Dove creano impresa i giovani imprenditori
144mila i giovani imprenditori, tra i 15 e i 29 anni, di loro il 35,4% è presente nel Mezzogiorno, il 28,5% nel Nord Ovest, il 16,7% nel Centro, e infine il 19,4% nel Nord Est. Dal 2016 al 2023, l’incidenza dei giovani sul totale degli imprenditori italiani scende dal 6% al 5,3%.
Triplicano le aziende di pubblicità
Fra il secondo trimestre del 2017 e il secondo trimestre del 2024, triplicano (+228,7%) le imprese giovanili che si occupano di pubblicità e ricerche di mercato, e aumentano del 206,4% quelle che offrono servizi di direzione aziendale e consulenza gestionale. Incrementi si registrano anche nella produzione cinematografica, televisiva e musicale (+65,9%), nella produzione di software e consulenza informatica (+52,4%), nei servizi postali e di corriere (+44,1%), nelle attività di leasing operativo e noleggio (+35,5%).
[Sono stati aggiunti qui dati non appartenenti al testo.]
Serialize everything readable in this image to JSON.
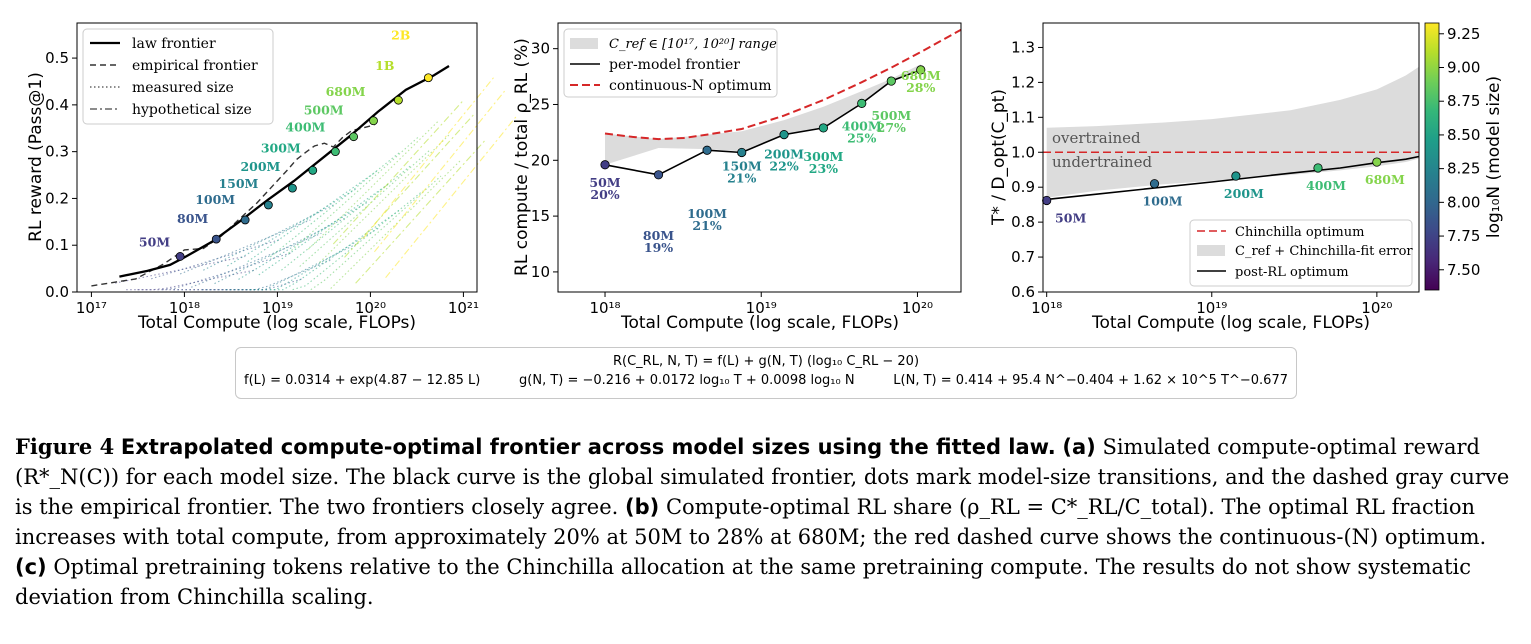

Verso un’economia delle competenze
L’evoluzione del mercato occupazionale giovanile italiano evidenzia una marcata tendenza verso una ‘economia delle competenze’, con crescente domanda di capitale umano altamente qualificato. L’ incremento del 3,1% nella quota di occupati con laurea e post-laurea, che ora costituisce il 23,5% del totale, rappresenta un indicatore di questa transizione. Parallelamente, la contrazione del 2,7% tra gli occupati con licenza media segnala una progressiva marginalizzazione delle competenze di base. Questa dicotomia spiega la profonda ristrutturazione del tessuto produttivo nazionale verso settori a elevato valore aggiunto e intensità tecnologica, che necessitano di una forza lavoro dotata di skill avanzate e specialistiche.